Possibilidade de o companheiro ser nomeado inventariante

Possibilidade de o companheiro ser nomeado inventariante

A Lei nº 12.195, de 14 de Janeiro de 2010 trouxe para o Código de Processo Civil alterações no artigo 990, mais precisamente nos incisos I e II, reconhecendo ao companheiro o direito de também ser nomeado inventariante.

1. INTRODUÇÃO

A Lei nº 12.195, de 14 de Janeiro de 2010 trouxe para o Código de Processo Civil alterações no artigo 990, mais precisamente nos incisos I e II, reconhecendo ao companheiro o direito de também ser nomeado inventariante.

O presente trabalho se propõe a apresentar um breve estudo sobre a Lei nº 12.195 de 2010, o artigo 990 do Código de Processo Civil e comentários jurisprudenciais relacionados ao tema.

2. COMENTÁRIOS À INOVAÇÃO TRAZIDA AO ARTIGO 990 DO CÓDIGO DE PRCESSO CIVIL

Essa lei foi publicada em 14 de Janeiro de 2010, em que altera o artigo 990, incisos I e II do Código de Processo Civil, dando ao companheiro de união estável sobrevivente o mesmo direito que possui o cônjuge supérstite, no tocante a nomeação do inventariante.

Trata-se de uma lei bastante atual, mas ao mesmo tempo ela se torna antiga, pois somente após doze anos de existência da Constituição Federal de 1988 houve a modificação, no Código de Processo Civil, de um instituto há muito tempo reconhecido na Carta Magna.

Artigo 909 do Código de Processo Civil:

Art. 990.  ............................................... 
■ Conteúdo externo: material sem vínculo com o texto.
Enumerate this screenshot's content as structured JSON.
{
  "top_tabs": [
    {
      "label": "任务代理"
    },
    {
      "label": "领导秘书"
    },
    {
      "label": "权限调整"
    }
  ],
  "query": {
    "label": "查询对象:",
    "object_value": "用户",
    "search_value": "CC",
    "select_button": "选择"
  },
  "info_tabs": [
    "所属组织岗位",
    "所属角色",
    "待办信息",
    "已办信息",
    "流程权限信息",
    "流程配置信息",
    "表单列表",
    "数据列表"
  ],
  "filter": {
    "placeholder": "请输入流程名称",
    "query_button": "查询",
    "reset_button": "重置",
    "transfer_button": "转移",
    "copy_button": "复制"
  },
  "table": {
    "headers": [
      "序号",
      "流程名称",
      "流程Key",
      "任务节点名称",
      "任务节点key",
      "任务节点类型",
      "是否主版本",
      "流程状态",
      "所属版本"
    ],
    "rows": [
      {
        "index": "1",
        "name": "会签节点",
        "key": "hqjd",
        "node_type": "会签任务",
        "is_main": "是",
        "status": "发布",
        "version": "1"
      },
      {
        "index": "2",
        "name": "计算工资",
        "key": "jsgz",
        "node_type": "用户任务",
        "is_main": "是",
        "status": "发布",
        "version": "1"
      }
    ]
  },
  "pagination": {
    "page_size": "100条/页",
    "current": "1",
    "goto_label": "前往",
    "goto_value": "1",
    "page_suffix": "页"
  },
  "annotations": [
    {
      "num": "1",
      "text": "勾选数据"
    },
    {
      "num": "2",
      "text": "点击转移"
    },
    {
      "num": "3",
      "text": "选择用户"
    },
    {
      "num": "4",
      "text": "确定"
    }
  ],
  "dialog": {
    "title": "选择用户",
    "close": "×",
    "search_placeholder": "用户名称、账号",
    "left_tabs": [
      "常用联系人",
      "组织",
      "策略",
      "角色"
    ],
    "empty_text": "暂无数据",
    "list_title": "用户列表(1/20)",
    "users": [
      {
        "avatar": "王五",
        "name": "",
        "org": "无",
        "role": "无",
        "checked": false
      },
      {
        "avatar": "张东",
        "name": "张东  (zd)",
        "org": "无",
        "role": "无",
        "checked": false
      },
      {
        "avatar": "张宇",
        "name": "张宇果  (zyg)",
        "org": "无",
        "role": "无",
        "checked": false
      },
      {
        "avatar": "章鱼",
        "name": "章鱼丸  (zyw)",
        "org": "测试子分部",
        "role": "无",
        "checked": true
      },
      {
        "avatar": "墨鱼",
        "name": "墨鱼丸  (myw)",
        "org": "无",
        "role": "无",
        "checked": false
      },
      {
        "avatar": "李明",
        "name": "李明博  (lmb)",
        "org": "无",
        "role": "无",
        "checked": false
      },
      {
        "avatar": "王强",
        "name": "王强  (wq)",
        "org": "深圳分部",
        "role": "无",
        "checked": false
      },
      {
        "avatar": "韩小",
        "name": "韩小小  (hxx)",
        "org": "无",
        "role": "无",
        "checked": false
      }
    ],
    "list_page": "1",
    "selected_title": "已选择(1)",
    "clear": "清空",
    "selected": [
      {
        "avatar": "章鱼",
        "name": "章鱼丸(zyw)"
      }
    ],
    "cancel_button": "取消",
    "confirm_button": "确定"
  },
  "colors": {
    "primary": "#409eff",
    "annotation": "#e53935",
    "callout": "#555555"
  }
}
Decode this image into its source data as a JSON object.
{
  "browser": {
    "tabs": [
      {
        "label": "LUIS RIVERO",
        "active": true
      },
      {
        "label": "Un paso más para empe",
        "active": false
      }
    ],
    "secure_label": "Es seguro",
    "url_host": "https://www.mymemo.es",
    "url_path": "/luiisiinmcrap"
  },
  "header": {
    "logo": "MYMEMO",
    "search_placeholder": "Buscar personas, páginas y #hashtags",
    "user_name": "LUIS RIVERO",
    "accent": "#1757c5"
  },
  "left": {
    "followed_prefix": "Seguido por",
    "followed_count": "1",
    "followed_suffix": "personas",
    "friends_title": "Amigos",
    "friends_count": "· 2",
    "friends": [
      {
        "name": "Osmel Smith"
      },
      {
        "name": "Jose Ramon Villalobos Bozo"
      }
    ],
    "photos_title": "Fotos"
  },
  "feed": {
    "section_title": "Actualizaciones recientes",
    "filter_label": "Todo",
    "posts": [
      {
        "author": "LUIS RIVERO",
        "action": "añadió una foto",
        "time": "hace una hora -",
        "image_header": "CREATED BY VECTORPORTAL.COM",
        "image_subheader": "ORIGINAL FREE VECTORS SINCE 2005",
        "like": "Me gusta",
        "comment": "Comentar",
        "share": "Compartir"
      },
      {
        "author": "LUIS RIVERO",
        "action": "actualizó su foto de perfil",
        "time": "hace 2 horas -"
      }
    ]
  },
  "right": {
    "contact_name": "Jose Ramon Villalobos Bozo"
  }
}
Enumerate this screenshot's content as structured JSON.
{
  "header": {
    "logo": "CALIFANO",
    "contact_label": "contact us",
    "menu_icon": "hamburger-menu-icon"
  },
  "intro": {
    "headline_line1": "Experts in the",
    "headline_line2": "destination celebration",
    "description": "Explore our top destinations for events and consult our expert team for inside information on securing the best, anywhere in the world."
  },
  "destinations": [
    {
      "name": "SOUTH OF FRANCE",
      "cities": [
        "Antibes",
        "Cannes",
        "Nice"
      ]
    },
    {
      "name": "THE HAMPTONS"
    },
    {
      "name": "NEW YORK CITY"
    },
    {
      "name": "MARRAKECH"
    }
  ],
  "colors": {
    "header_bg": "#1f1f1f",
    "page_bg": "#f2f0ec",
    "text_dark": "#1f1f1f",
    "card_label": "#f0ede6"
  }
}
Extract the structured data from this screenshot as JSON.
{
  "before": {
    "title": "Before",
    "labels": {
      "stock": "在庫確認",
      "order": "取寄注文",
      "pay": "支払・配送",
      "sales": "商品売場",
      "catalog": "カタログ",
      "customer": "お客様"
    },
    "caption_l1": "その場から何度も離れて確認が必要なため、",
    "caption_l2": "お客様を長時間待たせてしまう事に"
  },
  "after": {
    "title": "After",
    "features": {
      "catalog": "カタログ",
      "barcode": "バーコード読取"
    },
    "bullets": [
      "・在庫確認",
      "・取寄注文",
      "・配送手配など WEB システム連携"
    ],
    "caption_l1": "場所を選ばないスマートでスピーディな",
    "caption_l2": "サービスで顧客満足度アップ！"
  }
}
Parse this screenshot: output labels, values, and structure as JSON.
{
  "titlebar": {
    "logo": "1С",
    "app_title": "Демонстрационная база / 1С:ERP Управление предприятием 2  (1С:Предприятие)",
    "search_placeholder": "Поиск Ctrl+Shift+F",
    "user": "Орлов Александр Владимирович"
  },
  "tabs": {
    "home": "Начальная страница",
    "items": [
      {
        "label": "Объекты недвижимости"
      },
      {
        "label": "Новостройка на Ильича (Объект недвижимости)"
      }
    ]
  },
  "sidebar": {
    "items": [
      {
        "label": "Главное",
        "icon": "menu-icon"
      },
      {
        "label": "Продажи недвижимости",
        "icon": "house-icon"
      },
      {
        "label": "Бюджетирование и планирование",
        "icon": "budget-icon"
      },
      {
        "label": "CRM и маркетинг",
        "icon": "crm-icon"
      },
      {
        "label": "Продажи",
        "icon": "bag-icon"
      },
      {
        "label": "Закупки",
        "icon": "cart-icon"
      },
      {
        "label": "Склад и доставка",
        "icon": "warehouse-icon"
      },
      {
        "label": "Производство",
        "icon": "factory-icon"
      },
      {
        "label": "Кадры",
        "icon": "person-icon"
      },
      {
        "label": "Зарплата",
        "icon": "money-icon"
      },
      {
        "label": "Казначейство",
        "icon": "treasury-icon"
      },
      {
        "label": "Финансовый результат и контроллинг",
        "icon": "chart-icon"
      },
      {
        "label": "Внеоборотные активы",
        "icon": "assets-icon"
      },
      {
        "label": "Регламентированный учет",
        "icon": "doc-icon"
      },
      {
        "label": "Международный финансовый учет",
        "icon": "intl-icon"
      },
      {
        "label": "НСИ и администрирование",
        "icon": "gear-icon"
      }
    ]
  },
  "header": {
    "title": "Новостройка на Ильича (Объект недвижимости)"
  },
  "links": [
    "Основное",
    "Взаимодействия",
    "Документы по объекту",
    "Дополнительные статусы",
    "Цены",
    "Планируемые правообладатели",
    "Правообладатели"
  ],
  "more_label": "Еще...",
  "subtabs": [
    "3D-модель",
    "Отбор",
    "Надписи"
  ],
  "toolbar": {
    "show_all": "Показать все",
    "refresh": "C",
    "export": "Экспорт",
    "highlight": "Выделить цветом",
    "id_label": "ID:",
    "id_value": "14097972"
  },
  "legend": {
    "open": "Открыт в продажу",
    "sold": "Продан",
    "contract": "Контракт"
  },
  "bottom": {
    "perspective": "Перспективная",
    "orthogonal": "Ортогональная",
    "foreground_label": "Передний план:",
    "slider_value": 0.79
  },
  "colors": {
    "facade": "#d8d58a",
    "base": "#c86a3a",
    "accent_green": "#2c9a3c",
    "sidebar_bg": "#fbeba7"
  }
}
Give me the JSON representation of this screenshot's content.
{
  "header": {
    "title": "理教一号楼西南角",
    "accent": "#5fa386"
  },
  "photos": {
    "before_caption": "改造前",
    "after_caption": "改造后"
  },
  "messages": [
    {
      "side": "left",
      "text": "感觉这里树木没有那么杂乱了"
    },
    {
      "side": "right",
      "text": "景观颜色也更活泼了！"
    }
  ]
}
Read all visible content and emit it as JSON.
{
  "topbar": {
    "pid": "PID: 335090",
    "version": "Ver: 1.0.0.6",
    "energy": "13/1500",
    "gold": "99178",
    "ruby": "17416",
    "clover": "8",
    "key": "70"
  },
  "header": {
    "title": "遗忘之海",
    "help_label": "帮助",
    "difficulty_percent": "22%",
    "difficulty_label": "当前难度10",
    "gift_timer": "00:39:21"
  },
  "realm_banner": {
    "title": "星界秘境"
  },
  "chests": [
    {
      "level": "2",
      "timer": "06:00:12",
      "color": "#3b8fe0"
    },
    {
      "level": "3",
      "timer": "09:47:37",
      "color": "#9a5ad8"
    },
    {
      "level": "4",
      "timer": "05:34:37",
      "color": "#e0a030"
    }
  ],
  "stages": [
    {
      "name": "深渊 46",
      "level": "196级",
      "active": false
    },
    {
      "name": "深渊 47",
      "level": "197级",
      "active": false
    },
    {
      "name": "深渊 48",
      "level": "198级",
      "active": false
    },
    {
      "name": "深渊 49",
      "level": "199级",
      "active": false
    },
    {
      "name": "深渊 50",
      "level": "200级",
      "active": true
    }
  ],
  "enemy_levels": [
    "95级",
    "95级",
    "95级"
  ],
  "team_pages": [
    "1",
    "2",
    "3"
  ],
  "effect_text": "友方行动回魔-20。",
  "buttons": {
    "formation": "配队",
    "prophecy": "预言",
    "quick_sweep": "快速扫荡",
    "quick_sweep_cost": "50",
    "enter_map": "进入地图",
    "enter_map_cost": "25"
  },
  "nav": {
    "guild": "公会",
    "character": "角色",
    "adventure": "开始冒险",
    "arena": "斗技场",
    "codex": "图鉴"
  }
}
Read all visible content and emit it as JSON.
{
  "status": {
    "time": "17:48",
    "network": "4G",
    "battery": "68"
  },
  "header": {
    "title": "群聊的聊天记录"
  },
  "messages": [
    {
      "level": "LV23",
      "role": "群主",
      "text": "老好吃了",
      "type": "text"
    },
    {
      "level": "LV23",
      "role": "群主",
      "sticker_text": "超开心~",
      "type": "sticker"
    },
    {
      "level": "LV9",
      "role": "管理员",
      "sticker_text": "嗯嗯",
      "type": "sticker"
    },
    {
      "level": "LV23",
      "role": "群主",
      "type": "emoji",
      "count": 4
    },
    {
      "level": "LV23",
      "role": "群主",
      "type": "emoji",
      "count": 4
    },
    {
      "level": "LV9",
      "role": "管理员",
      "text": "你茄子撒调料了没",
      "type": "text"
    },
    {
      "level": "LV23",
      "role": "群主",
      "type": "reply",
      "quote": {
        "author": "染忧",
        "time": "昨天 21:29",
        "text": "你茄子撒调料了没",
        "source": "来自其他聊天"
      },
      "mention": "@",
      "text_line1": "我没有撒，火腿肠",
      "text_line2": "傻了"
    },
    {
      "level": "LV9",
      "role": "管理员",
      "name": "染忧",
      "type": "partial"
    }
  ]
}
I - o cônjuge ou companheiro sobrevivente, desde que estivesse convivendo com o outro ao tempo da morte deste; 

II - o herdeiro que se achar na posse e administração do espólio, se não houver cônjuge ou companheiro sobrevivente ou estes não puderem ser nomeados;

Esse dispositivo veio legitimar situações existentes há muito tempo no Direito Pátrio, visto que o Código Civil de 2002 e a Constituição Federal de 1988 reconhecem a união estável como entidade familiar, fazendo com que o companheiro tenha os mesmos direitos que o cônjuge.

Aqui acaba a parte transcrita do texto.